Stephen Thompson (letter to the editor) in Ontario Farmer: Farmland bubble likely to burst
At this time of year farmers become giddy when talking about what people are paying to buy farmland, especially in recent years when prices have skyrocketed.
Agriculture’s talking heads try to normalize the situation by claiming things are fine, even as the excesses become ever-increasingly wretched. Particularly cringe-worthy is the claim by some lenders that they don’t have a problem because their farm borrowers have oodles of equity.
Unfortunately, this type of claim ignores the reality that this isn’t earned equity, but speculative equity based on land prices that aren’t tethered in any meaningful way to any earnings component for that land.
Astute investors pay heed to two long-standing investment ‘Bibles’ as well as one relatively recent book and even a movie.
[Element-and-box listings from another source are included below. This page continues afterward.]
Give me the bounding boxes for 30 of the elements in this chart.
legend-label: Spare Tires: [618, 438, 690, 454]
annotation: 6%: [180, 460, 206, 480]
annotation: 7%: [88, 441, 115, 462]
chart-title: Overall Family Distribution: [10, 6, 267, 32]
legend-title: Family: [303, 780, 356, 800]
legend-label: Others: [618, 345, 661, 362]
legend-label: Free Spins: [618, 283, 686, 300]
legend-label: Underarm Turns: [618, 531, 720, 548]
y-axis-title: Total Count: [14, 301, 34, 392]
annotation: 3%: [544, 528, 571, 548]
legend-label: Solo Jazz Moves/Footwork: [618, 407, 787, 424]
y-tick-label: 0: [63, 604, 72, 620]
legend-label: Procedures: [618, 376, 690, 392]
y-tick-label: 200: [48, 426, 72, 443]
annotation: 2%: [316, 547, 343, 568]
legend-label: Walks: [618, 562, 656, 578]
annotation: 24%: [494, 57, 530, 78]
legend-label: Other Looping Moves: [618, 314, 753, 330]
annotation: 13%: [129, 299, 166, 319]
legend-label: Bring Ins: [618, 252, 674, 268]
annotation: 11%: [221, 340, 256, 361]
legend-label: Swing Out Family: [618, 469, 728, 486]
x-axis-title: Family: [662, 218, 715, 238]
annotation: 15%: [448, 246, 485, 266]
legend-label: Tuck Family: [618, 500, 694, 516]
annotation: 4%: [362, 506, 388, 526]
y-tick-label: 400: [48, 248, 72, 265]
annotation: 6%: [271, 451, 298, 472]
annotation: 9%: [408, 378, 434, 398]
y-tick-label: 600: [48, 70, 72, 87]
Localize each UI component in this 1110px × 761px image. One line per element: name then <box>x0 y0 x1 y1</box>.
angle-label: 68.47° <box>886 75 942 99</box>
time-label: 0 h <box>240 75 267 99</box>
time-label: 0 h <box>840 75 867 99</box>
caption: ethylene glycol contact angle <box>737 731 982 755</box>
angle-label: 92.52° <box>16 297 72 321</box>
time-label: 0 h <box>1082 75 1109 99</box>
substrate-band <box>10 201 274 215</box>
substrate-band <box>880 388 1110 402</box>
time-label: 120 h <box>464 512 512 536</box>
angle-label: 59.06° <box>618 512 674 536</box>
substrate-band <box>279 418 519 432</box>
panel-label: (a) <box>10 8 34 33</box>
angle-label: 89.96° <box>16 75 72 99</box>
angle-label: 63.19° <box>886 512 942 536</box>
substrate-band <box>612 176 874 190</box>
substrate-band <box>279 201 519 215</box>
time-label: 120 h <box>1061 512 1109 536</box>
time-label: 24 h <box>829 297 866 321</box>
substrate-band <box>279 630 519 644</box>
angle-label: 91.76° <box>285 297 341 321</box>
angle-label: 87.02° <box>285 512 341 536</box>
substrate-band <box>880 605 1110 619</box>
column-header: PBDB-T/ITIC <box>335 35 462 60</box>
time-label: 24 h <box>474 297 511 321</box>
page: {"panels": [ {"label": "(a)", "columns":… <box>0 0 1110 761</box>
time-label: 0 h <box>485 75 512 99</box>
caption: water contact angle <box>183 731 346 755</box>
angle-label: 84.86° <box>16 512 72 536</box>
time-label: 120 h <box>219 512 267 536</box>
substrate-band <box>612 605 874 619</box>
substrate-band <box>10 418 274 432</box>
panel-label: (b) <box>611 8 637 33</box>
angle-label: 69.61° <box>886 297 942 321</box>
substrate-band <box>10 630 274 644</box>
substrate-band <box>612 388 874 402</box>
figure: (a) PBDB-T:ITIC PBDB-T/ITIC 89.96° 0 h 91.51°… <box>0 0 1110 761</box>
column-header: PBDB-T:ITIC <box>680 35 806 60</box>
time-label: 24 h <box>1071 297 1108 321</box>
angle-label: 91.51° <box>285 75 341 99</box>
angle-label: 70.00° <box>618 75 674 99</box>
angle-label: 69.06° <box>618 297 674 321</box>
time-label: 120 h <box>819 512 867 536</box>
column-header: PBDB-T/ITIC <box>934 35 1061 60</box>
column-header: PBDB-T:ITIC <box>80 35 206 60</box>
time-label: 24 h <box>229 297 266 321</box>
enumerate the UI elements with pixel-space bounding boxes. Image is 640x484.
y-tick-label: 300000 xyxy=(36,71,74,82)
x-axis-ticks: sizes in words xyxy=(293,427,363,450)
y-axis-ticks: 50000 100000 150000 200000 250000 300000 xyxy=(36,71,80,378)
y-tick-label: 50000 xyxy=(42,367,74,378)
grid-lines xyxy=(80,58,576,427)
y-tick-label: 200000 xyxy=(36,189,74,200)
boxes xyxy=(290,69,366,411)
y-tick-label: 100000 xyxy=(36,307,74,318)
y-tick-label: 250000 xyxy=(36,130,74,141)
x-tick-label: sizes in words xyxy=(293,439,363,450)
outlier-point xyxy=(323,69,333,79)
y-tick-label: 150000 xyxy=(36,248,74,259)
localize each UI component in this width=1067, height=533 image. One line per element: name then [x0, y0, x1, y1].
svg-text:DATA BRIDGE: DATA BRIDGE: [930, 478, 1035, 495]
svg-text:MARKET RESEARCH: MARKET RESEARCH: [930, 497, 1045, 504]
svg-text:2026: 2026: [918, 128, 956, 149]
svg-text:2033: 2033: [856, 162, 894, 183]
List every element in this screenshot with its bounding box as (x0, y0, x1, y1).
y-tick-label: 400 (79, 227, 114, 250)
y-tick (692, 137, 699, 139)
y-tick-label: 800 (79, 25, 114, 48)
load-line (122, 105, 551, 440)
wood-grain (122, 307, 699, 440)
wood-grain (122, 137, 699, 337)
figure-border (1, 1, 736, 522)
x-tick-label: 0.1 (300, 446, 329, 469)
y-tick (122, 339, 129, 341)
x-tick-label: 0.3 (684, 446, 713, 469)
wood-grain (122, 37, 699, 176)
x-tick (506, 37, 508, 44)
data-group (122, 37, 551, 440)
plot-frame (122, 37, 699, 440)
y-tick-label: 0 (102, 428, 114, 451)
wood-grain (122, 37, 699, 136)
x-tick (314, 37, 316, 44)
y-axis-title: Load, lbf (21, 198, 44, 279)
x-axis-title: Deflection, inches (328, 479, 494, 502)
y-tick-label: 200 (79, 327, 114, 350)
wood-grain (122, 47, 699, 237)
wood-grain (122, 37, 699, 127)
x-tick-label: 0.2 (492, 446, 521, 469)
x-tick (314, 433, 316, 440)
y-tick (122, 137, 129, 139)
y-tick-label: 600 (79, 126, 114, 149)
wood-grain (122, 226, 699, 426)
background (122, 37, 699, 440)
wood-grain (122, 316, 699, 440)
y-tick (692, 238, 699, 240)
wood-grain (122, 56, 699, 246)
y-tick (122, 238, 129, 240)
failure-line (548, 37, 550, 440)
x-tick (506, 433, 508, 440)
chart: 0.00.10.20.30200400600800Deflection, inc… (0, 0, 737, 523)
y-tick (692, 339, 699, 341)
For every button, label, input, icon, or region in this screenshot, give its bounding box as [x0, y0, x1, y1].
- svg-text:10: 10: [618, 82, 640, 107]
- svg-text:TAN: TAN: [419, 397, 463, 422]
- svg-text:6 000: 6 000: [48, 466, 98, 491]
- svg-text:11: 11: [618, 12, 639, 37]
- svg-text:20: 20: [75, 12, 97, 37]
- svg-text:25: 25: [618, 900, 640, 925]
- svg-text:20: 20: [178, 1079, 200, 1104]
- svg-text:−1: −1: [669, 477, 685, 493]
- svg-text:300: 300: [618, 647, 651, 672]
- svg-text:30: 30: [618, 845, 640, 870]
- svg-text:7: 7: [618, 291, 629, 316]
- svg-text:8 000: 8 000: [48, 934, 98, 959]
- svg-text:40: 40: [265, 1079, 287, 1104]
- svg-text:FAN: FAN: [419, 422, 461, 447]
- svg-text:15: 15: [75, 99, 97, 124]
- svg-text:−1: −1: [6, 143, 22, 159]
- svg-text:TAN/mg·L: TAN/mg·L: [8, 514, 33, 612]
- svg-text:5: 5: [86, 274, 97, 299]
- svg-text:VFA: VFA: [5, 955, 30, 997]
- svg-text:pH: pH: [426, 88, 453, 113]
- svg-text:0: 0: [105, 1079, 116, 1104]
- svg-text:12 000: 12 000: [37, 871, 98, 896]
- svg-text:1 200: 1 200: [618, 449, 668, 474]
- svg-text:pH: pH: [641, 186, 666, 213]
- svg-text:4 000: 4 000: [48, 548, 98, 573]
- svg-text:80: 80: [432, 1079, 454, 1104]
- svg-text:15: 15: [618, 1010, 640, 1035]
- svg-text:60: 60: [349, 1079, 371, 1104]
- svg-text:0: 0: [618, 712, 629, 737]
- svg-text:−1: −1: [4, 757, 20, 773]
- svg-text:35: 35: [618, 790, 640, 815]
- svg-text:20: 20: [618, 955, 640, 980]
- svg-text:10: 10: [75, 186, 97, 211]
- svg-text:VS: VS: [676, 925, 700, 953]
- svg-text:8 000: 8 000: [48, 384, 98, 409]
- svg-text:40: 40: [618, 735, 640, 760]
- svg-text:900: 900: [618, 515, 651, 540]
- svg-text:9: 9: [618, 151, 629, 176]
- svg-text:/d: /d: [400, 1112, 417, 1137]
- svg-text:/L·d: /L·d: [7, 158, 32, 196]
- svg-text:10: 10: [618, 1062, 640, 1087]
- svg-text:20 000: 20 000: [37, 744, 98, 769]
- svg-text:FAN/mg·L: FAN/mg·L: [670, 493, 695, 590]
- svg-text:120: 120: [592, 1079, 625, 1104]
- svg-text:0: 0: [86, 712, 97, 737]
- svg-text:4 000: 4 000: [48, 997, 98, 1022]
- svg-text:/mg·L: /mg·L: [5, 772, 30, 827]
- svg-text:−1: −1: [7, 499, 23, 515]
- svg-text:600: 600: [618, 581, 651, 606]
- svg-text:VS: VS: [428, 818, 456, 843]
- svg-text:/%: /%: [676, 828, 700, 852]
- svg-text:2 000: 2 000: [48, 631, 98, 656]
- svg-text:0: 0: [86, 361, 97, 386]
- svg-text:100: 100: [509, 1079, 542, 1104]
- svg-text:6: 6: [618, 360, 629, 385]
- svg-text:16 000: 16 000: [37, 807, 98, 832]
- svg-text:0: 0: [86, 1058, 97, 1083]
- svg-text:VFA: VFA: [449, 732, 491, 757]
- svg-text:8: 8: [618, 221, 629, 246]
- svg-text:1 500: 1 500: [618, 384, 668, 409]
The first is the 1841 book by Scottish author Charles Mackay -‘Extraordinary Popular Delusions and the Madness of Crowds’ the second is the 1949 book – ‘The Intelligent Investor’ by legendary Wall Street investor Benjamin Graham; the third, published initially in 2000, is ‘Irrational Exuberance’ by US economist Robert Shiller and the movie is ‘The Big Short’ released in late 2015.
The common thread of all four references is the emphasis on the danger of investing in something that has either no earnings potential or an earnings profile completely estranged from the market price of that asset, as is presently the case with farmland.
Another common denominator is the significance of the fear of missing out, also a large part of today’s farmland price scenario.
That we are in the midst of a farmland speculative bubble is not open for debate or even discussion. In addition to having thrown any sort of price/earnings multiple restraint out the window, we farmers fundamentally believe “this time it’s different” (it never is) and we believe the talking heads when we should be paying no attention to them at all. The result, in too many cases, is that farmland is being bought as a ‘trophy’ simply because we can.
The worst part about being on the other side of the psychological mania inherent in any investment bubble, as was well demonstrated in the Big Short, is that you can be wrong for years and be widely ridiculed for being wrong, but bubbles always eventually burst or deflate rapidly when least expected.